The other part that clearly shows the existence of priori knowledge in the justification of beliefs is the fact that the journal generally refutes the claims made by infinitists on the a normative acceptable set of reasons must be infinitely long and non- repeating if we are to avoid the pitfalls of foundationalism (arbitrariness) and coherentism (begging the question) (Klein 922). Hence, refuting the fact that the infinitely long non-repeating reasons are not necessary to justify a belief, Klein shows that there must be priori knowledge, which would help in reducing the chain of questions that one requires to have justification for a belief.
Conclusion
Infinitism cannot generally be used to justify why beliefs by people about justification of certain propositions always exist. Justification of the beliefs, which one has, is generally a complex process and hence can be defined through several methods. Hence, it is hard to give a method for a belief in the justification of a proposition epistemic priority over the other methods.
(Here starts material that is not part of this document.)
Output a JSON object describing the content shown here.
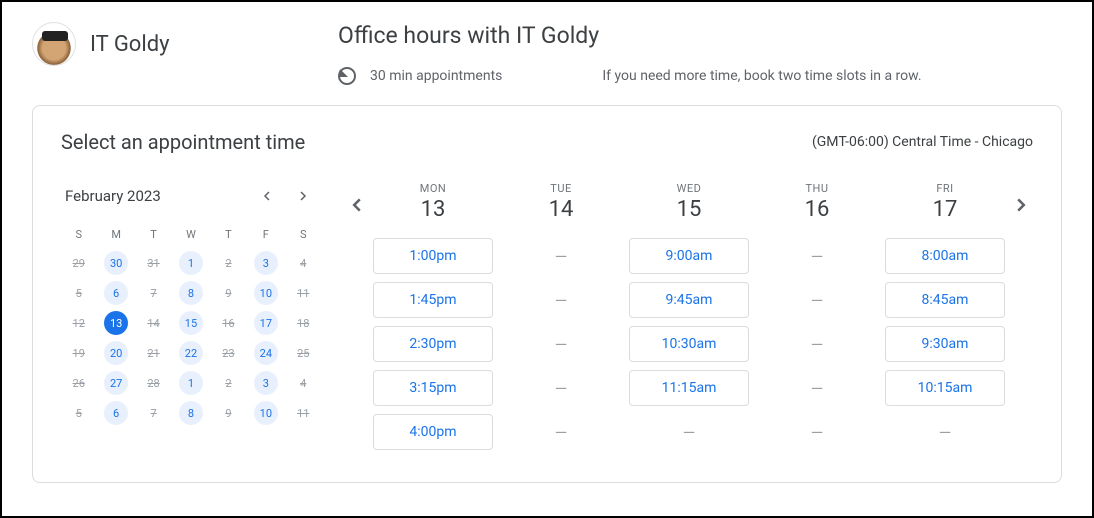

Klein and Fumerton provide different arguments in relation to infinitism, foundationalism, and cohentism, with each deriving propositions that tend to justify and protect the truth of his point of view.
For instance, Fumerton used inferential justification to derive three propositions that aimed at rejecting infinitism, although Klein tends to counter-argue by providing propositions that provide a different perspective. In a different perspective, Kant supports and defends the existence of theory of a priori as a knowledge that provides justification of beliefs. Also, the fact that to discredit a certain epistemic concept requires a strong argument and greater understanding of the concept, as each concept has its own limitation, has been clearly brought out in the paper. Therefore, the above three authors have different philosophical arguments that tend to define and justify the actions of people as well as their beliefs; however, no single argument by the authors can be held to bear the absolute truth or strength over the others.
Works Cited
Cooper, David. Epistemology: the classic readings. Oxford: Wiley-Blackwell. 1999. Web.
Dancy, Jonathan, et al. A Companion to Epistemology Oxford: John Wiley and Sons. 2009. Web.
DeVries, Willem, et al. Knowledge, mind, and the given: reading Wilfrid Sellarss Empiricism and the philosophy of mind, including the complete text of Sellarss essay. IN: Hackett Publishing. 2000. Web.
Hookway, Christopher. Scepticism. NY: Routledge. 1992. Web.
Klein, Peter. Foundationalism and the infinite regress of reason. Philosophy and Phenomenological Research, Vol. LVIII, No. 4, p. 929-925. 1998.
Turri, John. Foundationalism for Modest Infinitists. 2008. Web.
Turri, John. On the Regress Argument for Infinitism. 2009. Web.